Comment les chauves-souris aident les producteurs de tequila
Il existe 138 espèces de chauves-souris au Mexique et plus de 180 espèces d’agaves. La tequila ne peut être fabriquée qu’avec les espèces d’agave bleu, tandis que le mezcal peut être fabriqué avec n’importe quelle espèce. Dans la nature, les chauves-souris s’envolent vers les agaves, attirées par les insectes et le nectar. Ils boivent des fleurs d’agave, répandant simultanément des graines d’agave.
Les chauves-souris sont les principaux pollinisateurs de l’agave. En se nourrissant de plante en plante, les chauves-souris favorisent la diversité génétique dans les nouvelles plantes d’agave. Ce n’est pas la seule façon dont de nouvelles pousses d’agave poussent. L’agave peut également germer par monoculture, ou « bulbillo ».
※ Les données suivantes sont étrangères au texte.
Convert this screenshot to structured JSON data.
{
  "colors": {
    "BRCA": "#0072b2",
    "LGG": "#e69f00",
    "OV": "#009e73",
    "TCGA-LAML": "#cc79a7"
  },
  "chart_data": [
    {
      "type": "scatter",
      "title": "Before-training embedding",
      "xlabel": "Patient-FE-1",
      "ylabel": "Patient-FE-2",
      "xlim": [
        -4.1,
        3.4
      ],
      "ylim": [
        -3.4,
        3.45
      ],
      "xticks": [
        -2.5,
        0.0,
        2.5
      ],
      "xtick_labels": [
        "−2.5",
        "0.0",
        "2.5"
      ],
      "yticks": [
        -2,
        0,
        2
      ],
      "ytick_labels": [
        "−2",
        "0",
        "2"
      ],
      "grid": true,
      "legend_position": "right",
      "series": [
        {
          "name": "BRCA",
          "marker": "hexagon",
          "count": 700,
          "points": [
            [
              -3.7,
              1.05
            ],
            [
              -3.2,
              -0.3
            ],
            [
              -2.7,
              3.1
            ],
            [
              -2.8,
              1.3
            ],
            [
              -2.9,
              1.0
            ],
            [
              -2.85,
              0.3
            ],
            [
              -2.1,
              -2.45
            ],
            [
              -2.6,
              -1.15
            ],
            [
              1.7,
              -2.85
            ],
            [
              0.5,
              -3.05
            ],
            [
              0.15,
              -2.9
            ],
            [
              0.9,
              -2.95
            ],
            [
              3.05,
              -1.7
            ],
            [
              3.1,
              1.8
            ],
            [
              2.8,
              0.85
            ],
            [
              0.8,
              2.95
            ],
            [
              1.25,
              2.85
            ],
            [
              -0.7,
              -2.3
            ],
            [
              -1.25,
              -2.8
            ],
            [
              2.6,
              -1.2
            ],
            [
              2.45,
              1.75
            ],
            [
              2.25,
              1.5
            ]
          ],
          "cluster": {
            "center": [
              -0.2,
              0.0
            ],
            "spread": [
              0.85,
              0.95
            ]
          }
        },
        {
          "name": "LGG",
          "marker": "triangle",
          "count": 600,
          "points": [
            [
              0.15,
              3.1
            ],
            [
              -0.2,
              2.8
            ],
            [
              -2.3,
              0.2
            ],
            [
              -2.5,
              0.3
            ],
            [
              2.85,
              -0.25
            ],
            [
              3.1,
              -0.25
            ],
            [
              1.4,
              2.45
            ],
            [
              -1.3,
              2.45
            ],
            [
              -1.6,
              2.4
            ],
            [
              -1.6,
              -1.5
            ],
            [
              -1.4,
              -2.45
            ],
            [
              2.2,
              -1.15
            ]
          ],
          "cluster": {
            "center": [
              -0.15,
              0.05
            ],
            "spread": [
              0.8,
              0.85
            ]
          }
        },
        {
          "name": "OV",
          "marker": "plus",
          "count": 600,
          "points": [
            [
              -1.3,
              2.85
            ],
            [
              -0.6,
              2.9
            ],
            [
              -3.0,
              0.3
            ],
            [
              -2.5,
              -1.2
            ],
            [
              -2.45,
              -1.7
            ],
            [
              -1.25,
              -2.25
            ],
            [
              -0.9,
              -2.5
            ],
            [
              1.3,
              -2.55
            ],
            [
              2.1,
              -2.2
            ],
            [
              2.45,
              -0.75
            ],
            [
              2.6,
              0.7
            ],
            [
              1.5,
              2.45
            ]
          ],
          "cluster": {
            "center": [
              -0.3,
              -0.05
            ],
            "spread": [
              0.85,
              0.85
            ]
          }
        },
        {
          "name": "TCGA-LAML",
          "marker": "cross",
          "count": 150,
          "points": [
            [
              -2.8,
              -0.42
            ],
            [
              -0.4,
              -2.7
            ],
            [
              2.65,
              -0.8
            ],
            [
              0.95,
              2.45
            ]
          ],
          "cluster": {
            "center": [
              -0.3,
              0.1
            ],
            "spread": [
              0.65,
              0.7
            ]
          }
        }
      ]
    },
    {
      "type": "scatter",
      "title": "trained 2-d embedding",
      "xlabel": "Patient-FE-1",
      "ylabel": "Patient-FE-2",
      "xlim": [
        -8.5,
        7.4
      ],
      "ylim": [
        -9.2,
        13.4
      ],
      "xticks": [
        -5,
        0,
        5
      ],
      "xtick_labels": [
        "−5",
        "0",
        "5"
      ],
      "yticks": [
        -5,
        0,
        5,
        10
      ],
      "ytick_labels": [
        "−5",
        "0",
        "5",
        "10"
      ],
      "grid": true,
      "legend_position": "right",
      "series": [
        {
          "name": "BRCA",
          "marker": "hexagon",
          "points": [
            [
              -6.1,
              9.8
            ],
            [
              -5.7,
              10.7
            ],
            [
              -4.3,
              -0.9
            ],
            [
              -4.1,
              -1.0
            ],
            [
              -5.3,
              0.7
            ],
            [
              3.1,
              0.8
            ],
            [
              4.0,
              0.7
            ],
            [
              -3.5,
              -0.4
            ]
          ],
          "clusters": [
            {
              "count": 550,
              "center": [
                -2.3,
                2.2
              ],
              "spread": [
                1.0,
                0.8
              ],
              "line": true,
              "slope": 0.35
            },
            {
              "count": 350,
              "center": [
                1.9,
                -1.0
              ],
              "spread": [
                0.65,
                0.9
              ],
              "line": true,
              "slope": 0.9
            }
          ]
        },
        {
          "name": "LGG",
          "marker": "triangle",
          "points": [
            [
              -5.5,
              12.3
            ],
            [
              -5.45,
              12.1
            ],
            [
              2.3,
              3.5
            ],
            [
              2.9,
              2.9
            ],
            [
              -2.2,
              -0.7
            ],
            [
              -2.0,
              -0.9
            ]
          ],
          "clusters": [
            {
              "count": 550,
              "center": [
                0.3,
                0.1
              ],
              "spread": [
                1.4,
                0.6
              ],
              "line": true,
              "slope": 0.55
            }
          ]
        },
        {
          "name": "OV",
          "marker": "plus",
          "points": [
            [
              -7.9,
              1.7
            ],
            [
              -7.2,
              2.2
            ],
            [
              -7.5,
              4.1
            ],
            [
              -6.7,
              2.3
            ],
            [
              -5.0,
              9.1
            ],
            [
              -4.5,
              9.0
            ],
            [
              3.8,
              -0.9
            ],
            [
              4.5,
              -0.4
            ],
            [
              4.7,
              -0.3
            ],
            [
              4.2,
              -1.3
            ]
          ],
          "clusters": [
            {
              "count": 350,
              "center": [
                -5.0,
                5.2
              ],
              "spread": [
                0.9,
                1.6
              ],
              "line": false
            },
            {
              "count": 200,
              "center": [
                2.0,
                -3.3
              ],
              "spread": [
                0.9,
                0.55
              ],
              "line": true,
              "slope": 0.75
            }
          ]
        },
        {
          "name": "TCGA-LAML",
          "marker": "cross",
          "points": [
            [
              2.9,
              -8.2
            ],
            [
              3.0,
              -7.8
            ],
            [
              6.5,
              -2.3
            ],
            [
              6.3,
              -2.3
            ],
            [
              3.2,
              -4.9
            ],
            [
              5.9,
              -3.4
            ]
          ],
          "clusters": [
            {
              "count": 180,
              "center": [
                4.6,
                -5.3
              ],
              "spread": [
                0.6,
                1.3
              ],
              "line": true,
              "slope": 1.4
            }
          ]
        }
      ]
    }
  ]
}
La monoculture consiste à récolter une seule plante avant qu’elle ne fleurisse. Les germes poussent à partir de la racine, et ces germes, qui sont génétiquement identiques à l’agave parent, sont replantés. Cela se traduit par plus de tequila à court terme car les plantes choisies pour repeupler ont plus de sucre et un rendement plus important. Cependant, la monoculture diminue la diversité génétique de l’agave, ce qui le rend plus sensible aux maladies.
La monoculture diminue également la population de chauves-souris, car les chauves-souris n’ont plus de fleurs pour se nourrir. Cela éloigne les chauves-souris, faisant de la monoculture l’un des seuls moyens dont disposent les cultivateurs d’agave pour faire pousser plus de plantes.
L’avenir périlleux des chauves-souris et de l’agave
Cependant, la demande de tequila ne suit pas le calendrier des chauves-souris, c’est pourquoi de nombreux producteurs se sont tournés vers la monoculture pour augmenter l’offre.
L’impact négatif que la monoculture a sur la tequila et les chauves-souris est le plus clair dans le cas de la petite chauve-souris à long nez dans les années 1980 et 1990. Des rangées et des rangées de plantes d’agave ont été plantées en monoculture. La population de petites chauves-souris à long nez est tombée à moins de 1 000 en 1988. Ensuite, dans les années 1990un champignon a dévoré les champs d’agaves, provoquant une pénurie exaspérée par la surproduction et la mauvaise gestion des terres.
Mais il y a de l’espoir. Tequila Ocho et deux autres fabricants de tequila se concentrent sur des pratiques respectueuses des chauves-souris. Les entreprises permettent à au moins cinq pour cent des plantes d’agave qu’elles possèdent d’atteindre leur pleine maturité et de fleurir. Des pratiques comme celle de Tequila Ocho ont contribué à porter la population de chauves-souris à long nez à plus de 200 000. Bientôt, la chauve-souris sera retirée de la liste des espèces menacées.
Quant à l’agave producteur de tequila ? Heureusement, c’est un peu plus diversifié, ce qui signifie qu’il y a moins de chance que votre tasse s’assèche.